With my face toward the wall, I speared one of the lucky fellows on top and prepared to gear myself up. 

And I was thoroughly freaked out. I mean to say, I was dangling of a high rise roof kind of freaked. Legs numb. Heart racing. Mouth getting dry. Eye twitching. Feet making little nervous steps left and right. Left and right. It was ridiculous. I'd never blend in like this. 

I found taking several deep breaths, not unlike a woman in severe labor, helped a bit. That, and a healthy dose of negative self-talk. "What kind of pussy are you? Jesus, woman! Plenty of people eat these without a second thought. If you were starving, you'd be happy to have in your hands a cup of steamy legless roaches. Get over it, dummy."

This type of self-shaming led me to at least send my tongue out on an exploratory mission, with a speared pupa a few inches from my face. 
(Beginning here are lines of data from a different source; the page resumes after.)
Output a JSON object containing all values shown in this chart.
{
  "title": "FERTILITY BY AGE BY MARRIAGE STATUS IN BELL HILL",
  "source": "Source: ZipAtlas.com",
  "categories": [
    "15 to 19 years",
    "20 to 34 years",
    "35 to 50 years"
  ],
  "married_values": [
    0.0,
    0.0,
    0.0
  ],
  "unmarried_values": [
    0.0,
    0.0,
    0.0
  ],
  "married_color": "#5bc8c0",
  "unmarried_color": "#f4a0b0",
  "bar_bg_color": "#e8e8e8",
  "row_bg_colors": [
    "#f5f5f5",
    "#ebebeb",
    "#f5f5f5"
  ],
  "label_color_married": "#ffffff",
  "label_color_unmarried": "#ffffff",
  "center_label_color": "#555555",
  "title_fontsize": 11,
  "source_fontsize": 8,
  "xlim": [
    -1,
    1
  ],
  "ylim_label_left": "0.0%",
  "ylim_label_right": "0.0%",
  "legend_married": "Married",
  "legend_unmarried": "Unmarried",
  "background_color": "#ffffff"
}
I can't imagine that licking the back of a roach is any different. If you let the roach take a little salt bath in a tiny little roach bathtub first. Ridgy. Salty. Waxy. Not words usually used for tasty eats.

But I want to fit in. And I can do this.
That's what I was thinking. 
I can do this. I can do this. I can do this. 

See for yourself. (p.s. If it sounds like my voice is quivering like I'm about to cry. I'm not. I mean, that's silly. Who would almost cry from being freaked out. Not me.)

R.I.P. beondegi. Left for the trash man to find in a seedy back ally. You deserved better. You really did. Sorry we let each other down.